Over the same period, financial regulators have introduced much tougher mortgage affordability rules. First-time buyers can be expected to be interrogated about their income, their little luxuries and how they would cope if interest rates rose (contrary to our expectations in 2013, the Bank of England base rate has actually fallen). 

A criticism that still rings true, however, is that the mortgage guarantee scheme only helps boost demand for properties, while doing nothing about the lack of housing supply. Unlike its sister scheme, the Help to Buy equity loan scheme, there is no incentive for property companies to build more homes. According to FullFact, there were just 112,000 homes being built in England and Wales in 2010. By 2015, that had increased, but only to a mere 149,000.

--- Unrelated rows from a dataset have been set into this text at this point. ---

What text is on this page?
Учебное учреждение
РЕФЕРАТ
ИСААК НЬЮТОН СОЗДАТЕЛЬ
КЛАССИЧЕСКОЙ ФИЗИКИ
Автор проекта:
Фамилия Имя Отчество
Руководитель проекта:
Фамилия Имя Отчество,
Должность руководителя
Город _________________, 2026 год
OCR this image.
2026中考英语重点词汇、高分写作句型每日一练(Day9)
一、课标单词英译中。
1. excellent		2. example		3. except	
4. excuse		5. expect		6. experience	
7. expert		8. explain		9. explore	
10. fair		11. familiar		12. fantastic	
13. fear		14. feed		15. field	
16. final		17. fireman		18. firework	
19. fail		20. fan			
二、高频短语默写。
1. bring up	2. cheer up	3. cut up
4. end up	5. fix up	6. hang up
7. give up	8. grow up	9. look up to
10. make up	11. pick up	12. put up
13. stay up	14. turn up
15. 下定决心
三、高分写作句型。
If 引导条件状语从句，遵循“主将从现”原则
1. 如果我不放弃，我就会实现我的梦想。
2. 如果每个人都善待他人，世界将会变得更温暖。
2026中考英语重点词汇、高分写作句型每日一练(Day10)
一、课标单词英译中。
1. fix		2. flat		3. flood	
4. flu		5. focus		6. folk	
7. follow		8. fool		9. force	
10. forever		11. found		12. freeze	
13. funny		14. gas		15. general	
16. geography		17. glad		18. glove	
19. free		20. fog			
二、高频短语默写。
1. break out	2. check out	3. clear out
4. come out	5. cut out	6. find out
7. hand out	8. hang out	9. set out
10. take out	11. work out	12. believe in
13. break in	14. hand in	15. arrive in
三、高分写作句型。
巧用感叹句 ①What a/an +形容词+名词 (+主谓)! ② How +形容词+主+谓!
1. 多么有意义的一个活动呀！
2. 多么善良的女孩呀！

This lack of supply helps to prop up house prices - one of the factors making it so difficult to get on the housing ladder in the first place. In July, the average house price in England was £233,000. This means a first-time buyer with a 5 per cent deposit of £11,650 would still need to be earning nearly £50,000 to meet most mortgage affordability criteria. In other words, the Help to Buy mortgage guarantee is targeted squarely at the middle class.

The Government plans to maintain the Help to Buy equity loan scheme, which is restricted to new builds, and the Help to Buy ISA, which rewards savers at a time of low interest rates. As for Help to Buy mortgage guarantee, the scheme may be dead, but so long as high street banks are offering 95 per cent mortgages, its effects are still with us.